Work/life balance is tough in any career, but it can be especially tricky in science. I’m concerned that I can’t keep up with changes in my field, or the peripheral disciplines that affect my research. Or if I can, how do I keep up with the rest of my life?
Two weeks ago I began preparing specifically for this trip. Until that point I’d been pushing other projects so hard that August seemed half a year away. Also two weeks ago, my two closest friends took a sudden opportunity to move to Portland. When I get back to Los Angeles, it won’t be the same.
I’ve been a close friend with Jen for about fourteen years, and with her husband Paul for about 7. Above is a picture of Jen and I at her fabulous wedding last year. Since I moved from their hip Silver Lake neighborhood last winter I’ve missed walking up the street to watch movies on lazy evenings. Now I’ll miss brunches where we’d review the week’s developments in the music business, comedy scene, and paleontology finds. I’ll miss that moment in each conversation when Jen shrugs and says, ‘They’re just rocks’, and Paul wants to know more about the specific fossils and physics.
Saturday afternoon I found myself still on campus, pouring over my sponge fossils one by one, organizing and packing and planning. It was time to leave for Jen’s going-away barbeque, which was characteristically festive if a little bittersweet.

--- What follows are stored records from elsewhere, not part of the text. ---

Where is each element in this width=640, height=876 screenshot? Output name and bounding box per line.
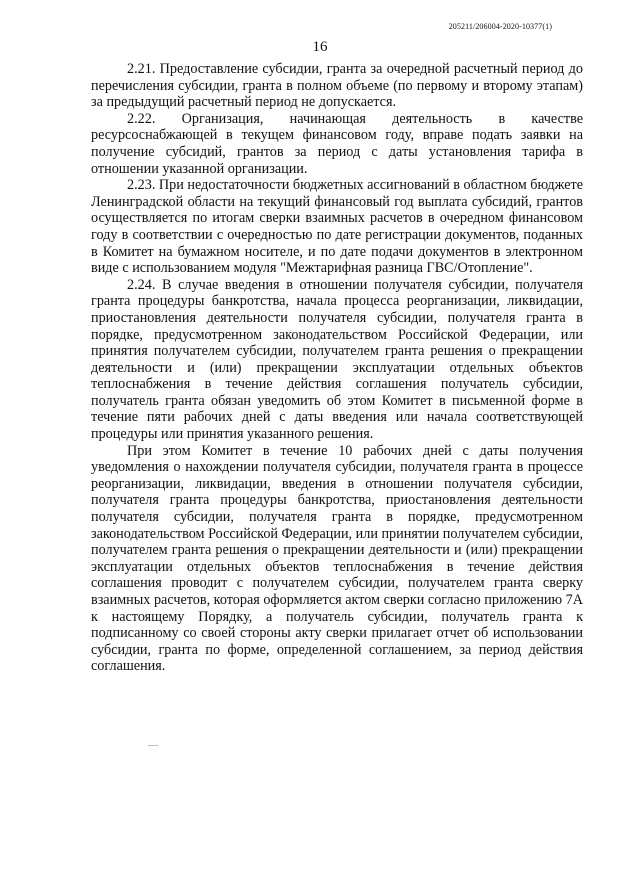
page-number: 16 [312,39,328,55]
paragraph-2-24-continued: При этом Комитет в течение 10 рабочих дней с даты получения уведомления о нахождении получателя субсидии, получателя гранта в процессе реорганизации, ликвидации, введения в отношении получателя субсидии, получателя гранта процедуры банкротства, приостановления деятельности получателя субсидии, получателя гранта в порядке, предусмотренном законодательством Российской Федерации, или принятии получателем субсидии, получателем гранта решения о прекращении деятельности и (или) прекращении эксплуатации отдельных объектов теплоснабжения в течение действия соглашения проводит с получателем субсидии, получателем гранта сверку взаимных расчетов, которая оформляется актом сверки согласно приложению 7А к настоящему Порядку, а получатель субсидии, получатель гранта к подписанному со своей стороны акту сверки прилагает отчет об использовании субсидии, гранта по форме, определенной соглашением, за период действия соглашения. [91,442,584,675]
document-body [91,61,583,675]
paragraph-2-23: 2.23. При недостаточности бюджетных ассигнований в областном бюджете Ленинградской области на текущий финансовый год выплата субсидий, грантов осуществляется по итогам сверки взаимных расчетов в очередном финансовом году в соответствии с очередностью по дате регистрации документов, поданных в Комитет на бумажном носителе, и по дате подачи документов в электронном виде с использованием модуля "Межтарифная разница ГВС/Отопление". [91,177,583,277]
paragraph-2-21: 2.21. Предоставление субсидии, гранта за очередной расчетный период до перечисления субсидии, гранта в полном объеме (по первому и второму этапам) за предыдущий расчетный период не допускается. [91,61,583,111]
paragraph-2-22: 2.22. Организация, начинающая деятельность в качестве ресурсоснабжающей в текущем финансовом году, вправе подать заявки на получение субсидий, грантов за период с даты установления тарифа в отношении указанной организации. [91,110,583,177]
document-code: 205211/206004-2020-10377(1) [448,22,552,31]
paragraph-2-24: 2.24. В случае введения в отношении получателя субсидии, получателя гранта процедуры банкротства, начала процесса реорганизации, ликвидации, приостановления деятельности получателя субсидии, получателя гранта в порядке, предусмотренном законодательством Российской Федерации, или принятия получателем субсидии, получателем гранта решения о прекращении деятельности и (или) прекращении эксплуатации отдельных объектов теплоснабжения в течение действия соглашения получатель субсидии, получатель гранта обязан уведомить об этом Комитет в письменной форме в течение пяти рабочих дней с даты введения или начала соответствующей процедуры или принятия указанного решения. [91,276,583,443]
scan-mark [148,745,158,746]
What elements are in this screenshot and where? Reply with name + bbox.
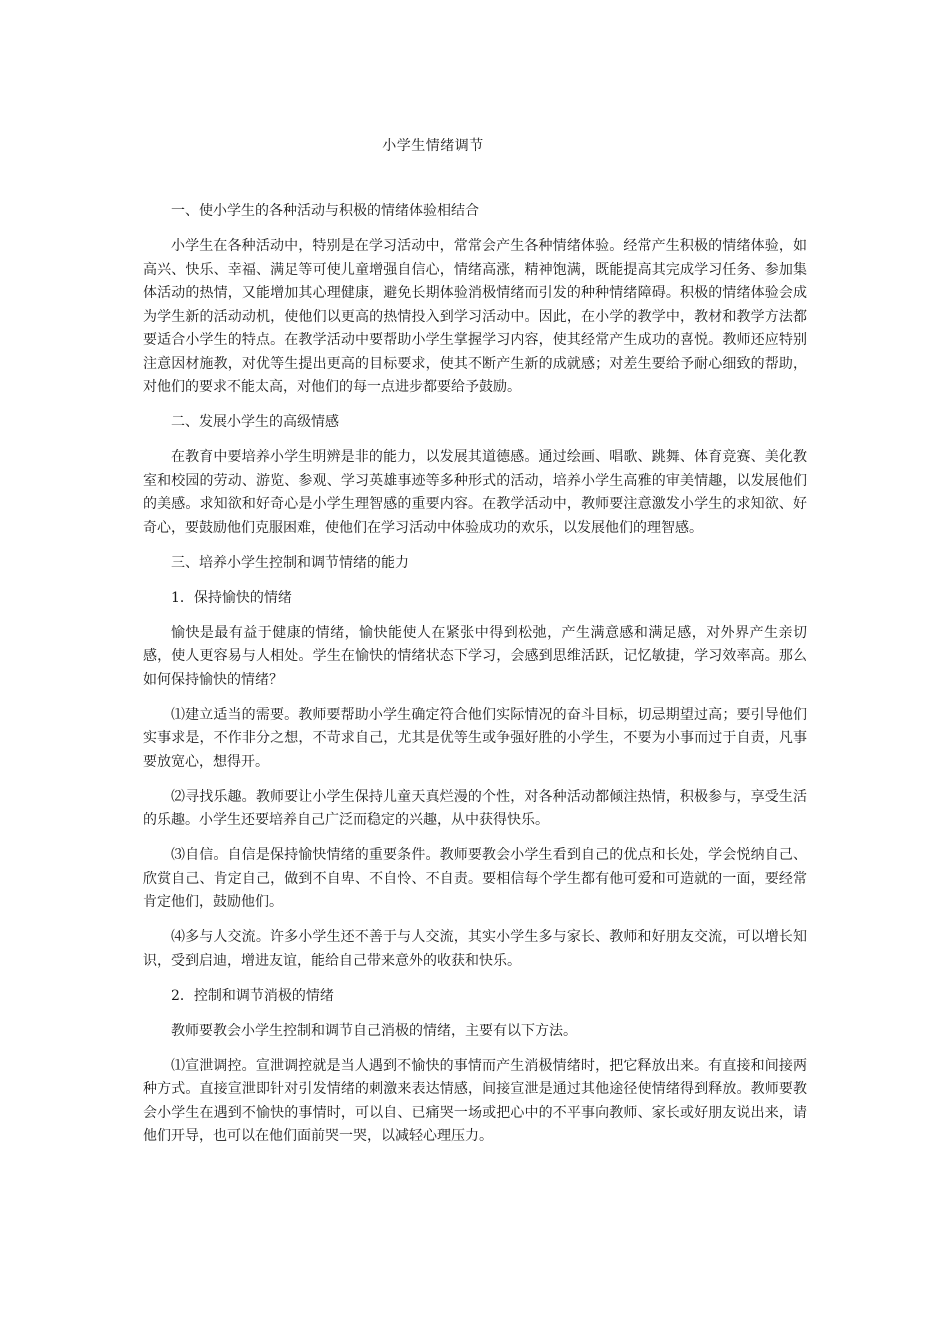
section-heading-1: 一、使小学生的各种活动与积极的情绪体验相结合: [171, 203, 479, 219]
document-title: 小学生情绪调节: [382, 138, 484, 154]
list-item-4: ⑷多与人交流。许多小学生还不善于与人交流，其实小学生多与家长、教师和好朋友交流，可以增长知识，受到启迪，增进友谊，能给自己带来意外的收获和快乐。: [143, 929, 807, 969]
list-item-5: ⑴宣泄调控。宣泄调控就是当人遇到不愉快的事情而产生消极情绪时，把它释放出来。有直接和间接两种方式。直接宣泄即针对引发情绪的刺激来表达情感，间接宣泄是通过其他途径使情绪得到释放。教师要教会小学生在遇到不愉快的事情时，可以自、已痛哭一场或把心中的不平事向教师、家长或好朋友说出来，请他们开导，也可以在他们面前哭一哭，以减轻心理压力。: [143, 1057, 807, 1144]
paragraph-3: 愉快是最有益于健康的情绪，愉快能使人在紧张中得到松弛，产生满意感和满足感，对外界产生亲切感，使人更容易与人相处。学生在愉快的情绪状态下学习，会感到思维活跃，记忆敏捷，学习效率高。那么如何保持愉快的情绪？: [143, 624, 807, 688]
section-heading-2: 二、发展小学生的高级情感: [171, 414, 339, 430]
list-item-1: ⑴建立适当的需要。教师要帮助小学生确定符合他们实际情况的奋斗目标，切忌期望过高；要引导他们实事求是，不作非分之想，不苛求自己，尤其是优等生或争强好胜的小学生，不要为小事而过于自责，凡事要放宽心，想得开。: [143, 706, 807, 770]
section-heading-3: 三、培养小学生控制和调节情绪的能力: [171, 554, 409, 571]
list-item-2: ⑵寻找乐趣。教师要让小学生保持儿童天真烂漫的个性，对各种活动都倾注热情，积极参与，享受生活的乐趣。小学生还要培养自己广泛而稳定的兴趣，从中获得快乐。: [143, 788, 807, 828]
document-body: [143, 200, 807, 1160]
subsection-heading-1: 1．保持愉快的情绪: [171, 589, 292, 606]
list-item-3: ⑶自信。自信是保持愉快情绪的重要条件。教师要教会小学生看到自己的优点和长处，学会悦纳自己、欣赏自己、肯定自己，做到不自卑、不自怜、不自责。要相信每个学生都有他可爱和可造就的一面，要经常肯定他们，鼓励他们。: [143, 847, 807, 910]
subsection-heading-2: 2．控制和调节消极的情绪: [171, 987, 334, 1004]
paragraph-4: 教师要教会小学生控制和调节自己消极的情绪，主要有以下方法。: [171, 1022, 577, 1039]
paragraph-1: 小学生在各种活动中，特别是在学习活动中，常常会产生各种情绪体验。经常产生积极的情绪体验，如高兴、快乐、幸福、满足等可使儿童增强自信心，情绪高涨，精神饱满，既能提高其完成学习任务、参加集体活动的热情，又能增加其心理健康，避免长期体验消极情绪而引发的种种情绪障碍。积极的情绪体验会成为学生新的活动动机，使他们以更高的热情投入到学习活动中。因此，在小学的教学中，教材和教学方法都要适合小学生的特点。在教学活动中要帮助小学生掌握学习内容，使其经常产生成功的喜悦。教师还应特别注意因材施教，对优等生提出更高的目标要求，使其不断产生新的成就感；对差生要给予耐心细致的帮助，对他们的要求不能太高，对他们的每一点进步都要给予鼓励。: [143, 238, 807, 395]
paragraph-2: 在教育中要培养小学生明辨是非的能力，以发展其道德感。通过绘画、唱歌、跳舞、体育竞赛、美化教室和校园的劳动、游览、参观、学习英雄事迹等多种形式的活动，培养小学生高雅的审美情趣，以发展他们的美感。求知欲和好奇心是小学生理智感的重要内容。在教学活动中，教师要注意激发小学生的求知欲、好奇心，要鼓励他们克服困难，使他们在学习活动中体验成功的欢乐，以发展他们的理智感。: [143, 449, 807, 536]
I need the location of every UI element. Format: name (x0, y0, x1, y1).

Now I’m on an airplane bound for South America, into the land of Darwin’s confusion and birthplace of the potato. Out my window, between the equatorial storm clouds, I can see just a narrow slice of spectacular sunset. Brilliant pink and tangerine on a single white cloud sandwiched between the grey.
Academic life will keep me moving for a few years, I guess. It’s lucky I got to live in the same town as long-time friends for most of my PhD years. It’s just tough to be a grown up, and to watch the wonderful adventures and opportunities we gain also draw us apart.
Written over the southern tip of Mexico, 6:15 California time.